Rabu, 26 Agustus 2026

Ketua TP PKK Bantaeng Buka Gerakan GENTING, Tegaskan Stunting Urusan Masa Depan Generasi

Tags

BN Online Bantaeng, – Ketua Tim Penggerak (TP) PKK Kabupaten Bantaeng, Ny. Gunya Paramasukhaputri, secara resmi membuka kegiatan Gerakan Orang Tua Asuh Cegah Stunting (GENTING) di Aula Kantor Desa Bonto Salluang, Kecamatan Bissappu, pada Rabu (26/8/2026).

Dalam sambutannya, Ny. Gunya menekankan bahwa isu stunting bukan sekadar masalah pertumbuhan fisik anak, melainkan menyangkut keberlangsungan dan kualitas masa depan generasi bangsa. Oleh karena itu, pencegahan stunting memerlukan sinergi dan kepedulian dari seluruh elemen masyarakat.
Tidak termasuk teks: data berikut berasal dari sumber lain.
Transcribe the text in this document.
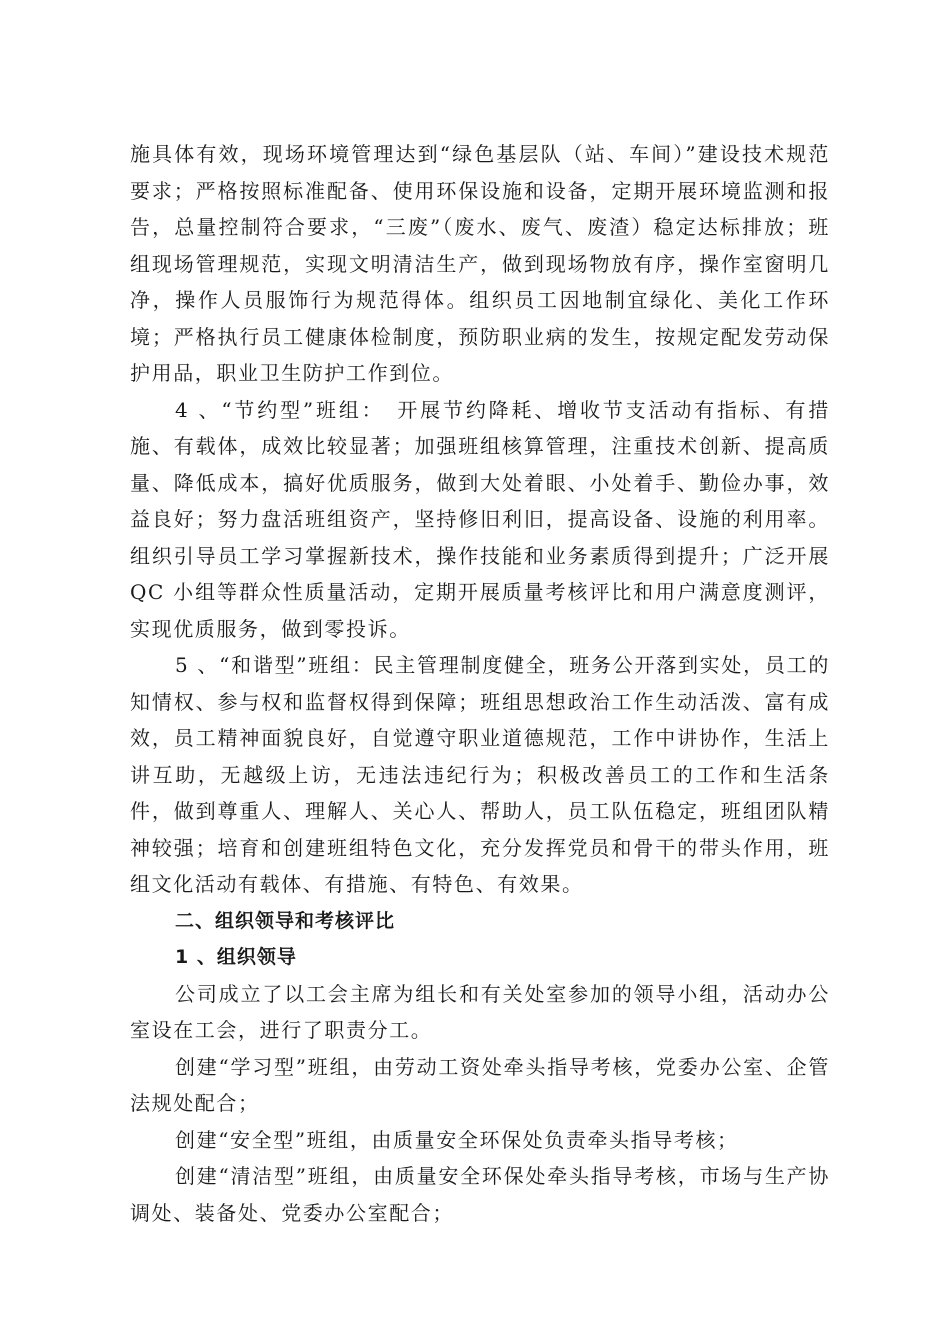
施具体有效，现场环境管理达到“绿色基层队（站、车间）”建设技术规范要求；严格按照标准配备、使用环保设施和设备，定期开展环境监测和报告，总量控制符合要求，“三废”（废水、废气、废渣）稳定达标排放；班组现场管理规范，实现文明清洁生产，做到现场物放有序，操作室窗明几净，操作人员服饰行为规范得体。组织员工因地制宜绿化、美化工作环境；严格执行员工健康体检制度，预防职业病的发生，按规定配发劳动保护用品，职业卫生防护工作到位。

4 、“节约型”班组：　开展节约降耗、增收节支活动有指标、有措施、有载体，成效比较显著；加强班组核算管理，注重技术创新、提高质量、降低成本，搞好优质服务，做到大处着眼、小处着手、勤俭办事，效益良好；努力盘活班组资产，坚持修旧利旧，提高设备、设施的利用率。组织引导员工学习掌握新技术，操作技能和业务素质得到提升；广泛开展QC 小组等群众性质量活动，定期开展质量考核评比和用户满意度测评，实现优质服务，做到零投诉。

5 、“和谐型”班组：民主管理制度健全，班务公开落到实处，员工的知情权、参与权和监督权得到保障；班组思想政治工作生动活泼、富有成效，员工精神面貌良好，自觉遵守职业道德规范，工作中讲协作，生活上讲互助，无越级上访，无违法违纪行为；积极改善员工的工作和生活条件，做到尊重人、理解人、关心人、帮助人，员工队伍稳定，班组团队精神较强；培育和创建班组特色文化，充分发挥党员和骨干的带头作用，班组文化活动有载体、有措施、有特色、有效果。

二、组织领导和考核评比

1 、组织领导

公司成立了以工会主席为组长和有关处室参加的领导小组，活动办公室设在工会，进行了职责分工。

创建“学习型”班组，由劳动工资处牵头指导考核，党委办公室、企管法规处配合；

创建“安全型”班组，由质量安全环保处负责牵头指导考核；

创建“清洁型”班组，由质量安全环保处牵头指导考核，市场与生产协调处、装备处、党委办公室配合；
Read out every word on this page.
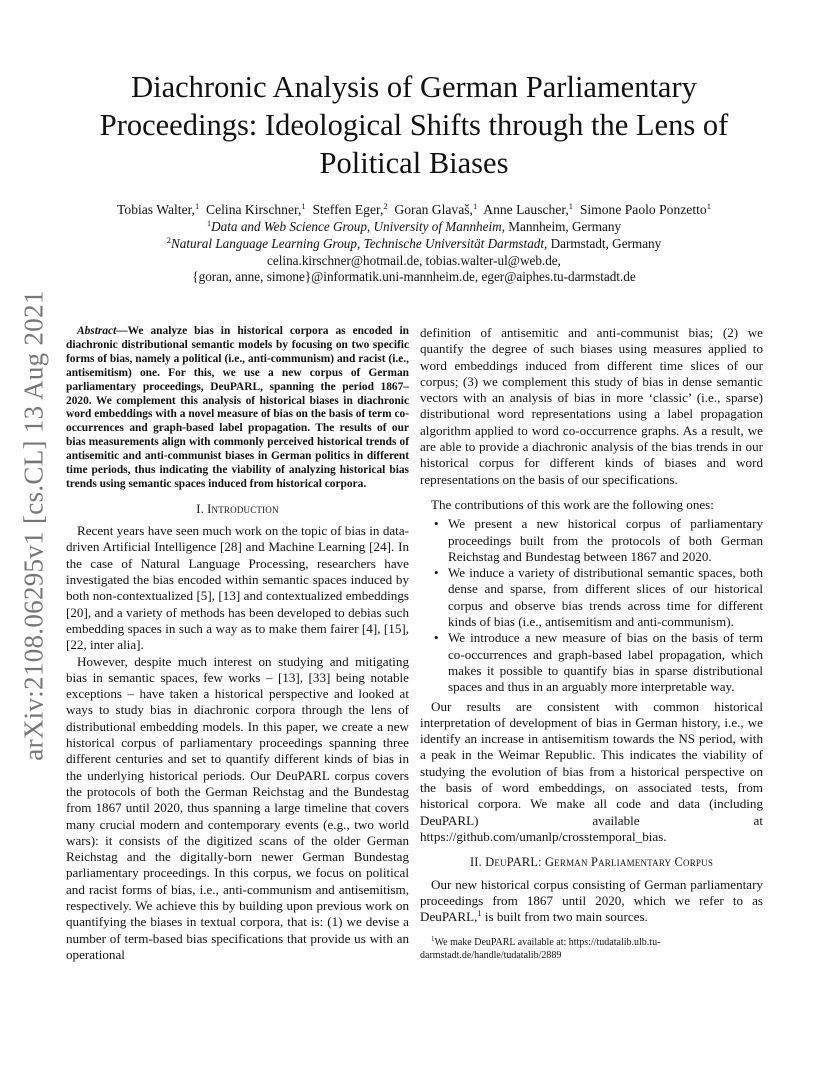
arXiv:2108.06295v1 [cs.CL] 13 Aug 2021
Diachronic Analysis of German Parliamentary Proceedings: Ideological Shifts through the Lens of Political Biases
Tobias Walter,$^1$ Celina Kirschner,$^1$ Steffen Eger,$^2$ Goran Glavaš,$^1$ Anne Lauscher,$^1$ Simone Paolo Ponzetto$^1$
$^1$Data and Web Science Group, University of Mannheim, Mannheim, Germany
$^2$Natural Language Learning Group, Technische Universität Darmstadt, Darmstadt, Germany
celina.kirschner@hotmail.de, tobias.walter-ul@web.de,
{goran, anne, simone}@informatik.uni-mannheim.de, eger@aiphes.tu-darmstadt.de

Abstract—We analyze bias in historical corpora as encoded in diachronic distributional semantic models by focusing on two specific forms of bias, namely a political (i.e., anti-communism) and racist (i.e., antisemitism) one. For this, we use a new corpus of German parliamentary proceedings, DeuPARL, spanning the period 1867–2020. We complement this analysis of historical biases in diachronic word embeddings with a novel measure of bias on the basis of term co-occurrences and graph-based label propagation. The results of our bias measurements align with commonly perceived historical trends of antisemitic and anti-communist biases in German politics in different time periods, thus indicating the viability of analyzing historical bias trends using semantic spaces induced from historical corpora.

I. Introduction

Recent years have seen much work on the topic of bias in data-driven Artificial Intelligence [28] and Machine Learning [24]. In the case of Natural Language Processing, researchers have investigated the bias encoded within semantic spaces induced by both non-contextualized [5], [13] and contextualized embeddings [20], and a variety of methods has been developed to debias such embedding spaces in such a way as to make them fairer [4], [15], [22, inter alia].

However, despite much interest on studying and mitigating bias in semantic spaces, few works – [13], [33] being notable exceptions – have taken a historical perspective and looked at ways to study bias in diachronic corpora through the lens of distributional embedding models. In this paper, we create a new historical corpus of parliamentary proceedings spanning three different centuries and set to quantify different kinds of bias in the underlying historical periods. Our DeuPARL corpus covers the protocols of both the German Reichstag and the Bundestag from 1867 until 2020, thus spanning a large timeline that covers many crucial modern and contemporary events (e.g., two world wars): it consists of the digitized scans of the older German Reichstag and the digitally-born newer German Bundestag parliamentary proceedings. In this corpus, we focus on political and racist forms of bias, i.e., anti-communism and antisemitism, respectively. We achieve this by building upon previous work on quantifying the biases in textual corpora, that is: (1) we devise a number of term-based bias specifications that provide us with an operational

definition of antisemitic and anti-communist bias; (2) we quantify the degree of such biases using measures applied to word embeddings induced from different time slices of our corpus; (3) we complement this study of bias in dense semantic vectors with an analysis of bias in more ‘classic’ (i.e., sparse) distributional word representations using a label propagation algorithm applied to word co-occurrence graphs. As a result, we are able to provide a diachronic analysis of the bias trends in our historical corpus for different kinds of biases and word representations on the basis of our specifications.

The contributions of this work are the following ones:

• We present a new historical corpus of parliamentary proceedings built from the protocols of both German Reichstag and Bundestag between 1867 and 2020.
• We induce a variety of distributional semantic spaces, both dense and sparse, from different slices of our historical corpus and observe bias trends across time for different kinds of bias (i.e., antisemitism and anti-communism).
• We introduce a new measure of bias on the basis of term co-occurrences and graph-based label propagation, which makes it possible to quantify bias in sparse distributional spaces and thus in an arguably more interpretable way.

Our results are consistent with common historical interpretation of development of bias in German history, i.e., we identify an increase in antisemitism towards the NS period, with a peak in the Weimar Republic. This indicates the viability of studying the evolution of bias from a historical perspective on the basis of word embeddings, on associated tests, from historical corpora. We make all code and data (including DeuPARL) available at https://github.com/umanlp/crosstemporal_bias.

II. DeuPARL: German Parliamentary Corpus

Our new historical corpus consisting of German parliamentary proceedings from 1867 until 2020, which we refer to as DeuPARL,$^1$ is built from two main sources.

$^1$We make DeuPARL available at: https://tudatalib.ulb.tu-darmstadt.de/handle/tudatalib/2889
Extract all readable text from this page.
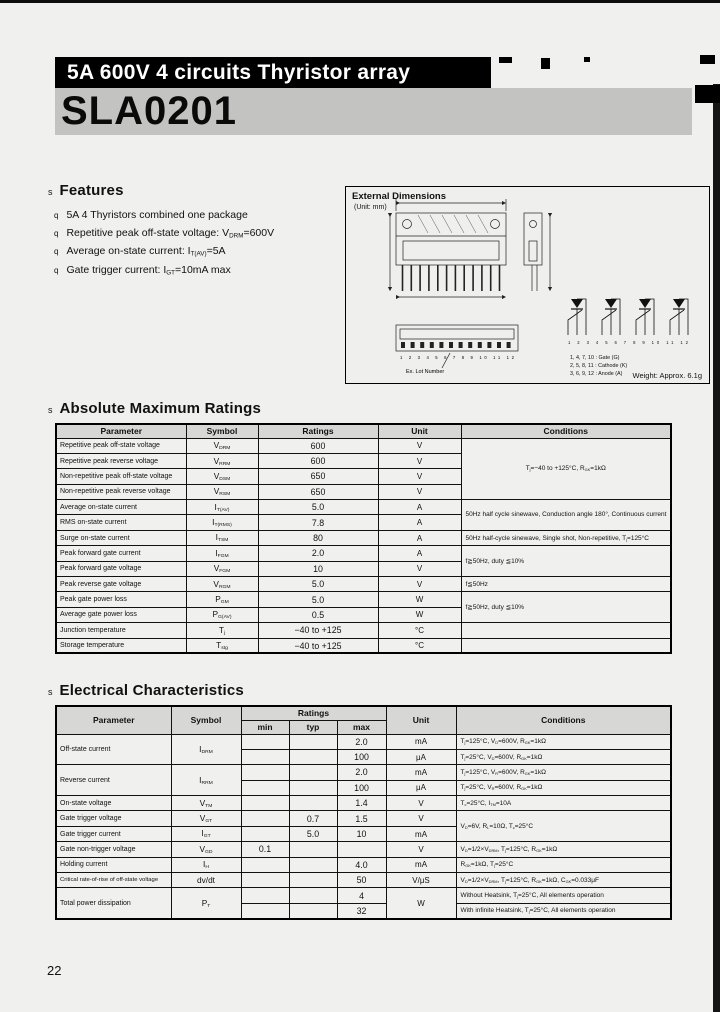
5A 600V 4 circuits Thyristor array
SLA0201
s Features
q 5A 4 Thyristors combined one package
q Repetitive peak off-state voltage: $V_{DRM}=600V$
q Average on-state current: $I_{T(AV)}=5A$
q Gate trigger current: $I_{GT}=10mA$ max
1 2 3 4 5 6 7 8 9 10 11 12
Ex. Lot Number
1 2 3 4 5 6 7 8 9 10 11 12
1, 4, 7, 10 : Gate (G)
2, 5, 8, 11 : Cathode (K)
3, 6, 9, 12 : Anode (A)
External Dimensions
(Unit: mm)
Weight: Approx. 6.1g
s Absolute Maximum Ratings
Parameter	Symbol	Ratings	Unit	Conditions
Repetitive peak off-state voltage	$V_{DRM}$	600	V	$T_j=-40$ to +125°C, $R_{GK}=1k\Omega$
Repetitive peak reverse voltage	$V_{RRM}$	600	V	
Non-repetitive peak off-state voltage	$V_{DSM}$	650	V	
Non-repetitive peak reverse voltage	$V_{RSM}$	650	V	
Average on-state current	$I_{T(AV)}$	5.0	A	50Hz half cycle sinewave, Conduction angle 180°, Continuous current
RMS on-state current	$I_{T(RMS)}$	7.8	A	
Surge on-state current	$I_{TSM}$	80	A	50Hz half-cycle sinewave, Single shot, Non-repetitive, $T_j=125^\circ C$
Peak forward gate current	$I_{FGM}$	2.0	A	f≧50Hz, duty ≦10%
Peak forward gate voltage	$V_{FGM}$	10	V	
Peak reverse gate voltage	$V_{RGM}$	5.0	V	f≦50Hz
Peak gate power loss	$P_{GM}$	5.0	W	f≧50Hz, duty ≦10%
Average gate power loss	$P_{G(AV)}$	0.5	W	
Junction temperature	$T_j$	−40 to +125	°C	
Storage temperature	$T_{stg}$	−40 to +125	°C	
s Electrical Characteristics
Parameter	Symbol	Ratings			Unit	Conditions
		min	typ	max		
Off-state current	$I_{DRM}$			2.0	mA	$T_j=125^\circ C$, $V_D=600V$, $R_{GK}=1k\Omega$
				100	μA	$T_j=25^\circ C$, $V_D=600V$, $R_{GK}=1k\Omega$
Reverse current	$I_{RRM}$			2.0	mA	$T_j=125^\circ C$, $V_R=600V$, $R_{GK}=1k\Omega$
				100	μA	$T_j=25^\circ C$, $V_R=600V$, $R_{GK}=1k\Omega$
On-state voltage	$V_{TM}$			1.4	V	$T_c=25^\circ C$, $I_{TM}=10A$
Gate trigger voltage	$V_{GT}$		0.7	1.5	V	$V_D=6V$, $R_L=10\Omega$, $T_c=25^\circ C$
Gate trigger current	$I_{GT}$		5.0	10	mA	
Gate non-trigger voltage	$V_{GD}$	0.1			V	$V_D=1/2\times V_{DRM}$, $T_j=125^\circ C$, $R_{GK}=1k\Omega$
Holding current	$I_H$			4.0	mA	$R_{GK}=1k\Omega$, $T_j=25^\circ C$
Critical rate-of-rise of off-state voltage	dv/dt			50	V/μS	$V_D=1/2\times V_{DRM}$, $T_j=125^\circ C$, $R_{GK}=1k\Omega$, $C_{GK}=0.033\mu F$
Total power dissipation	$P_T$			4	W	Without Heatsink, $T_j=25^\circ C$, All elements operation
				32		With infinite Heatsink, $T_j=25^\circ C$, All elements operation
22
"Melalui Gerakan Orang Tua Asuh Cegah Stunting, saya berharap terbangun semangat gotong royong dan kepedulian bersama untuk memberikan dukungan kepada keluarga yang memiliki risiko stunting, khususnya dalam pemenuhan kebutuhan gizi, kesehatan, pengasuhan, sanitasi, dan edukasi keluarga," ujar Ny. Gunya.

Ia juga menyampaikan apresiasi tinggi terhadap dedikasi Tim Penggerak PKK dan para kader yang terus aktif turun ke tengah masyarakat. Ny. Gunya mengajak agar GENTING tidak hanya dipandang sebagai seremonial semata, melainkan menjadi gerakan berkelanjutan.

"Mari kita jadikan GENTING bukan sekadar sebuah kegiatan, tetapi sebagai gerakan bersama yang berkelanjutan, sehingga tidak ada anak di Kabupaten Bantaeng yang kehilangan kesempatan untuk tumbuh sehat, cerdas, dan berkualitas," tuturnya.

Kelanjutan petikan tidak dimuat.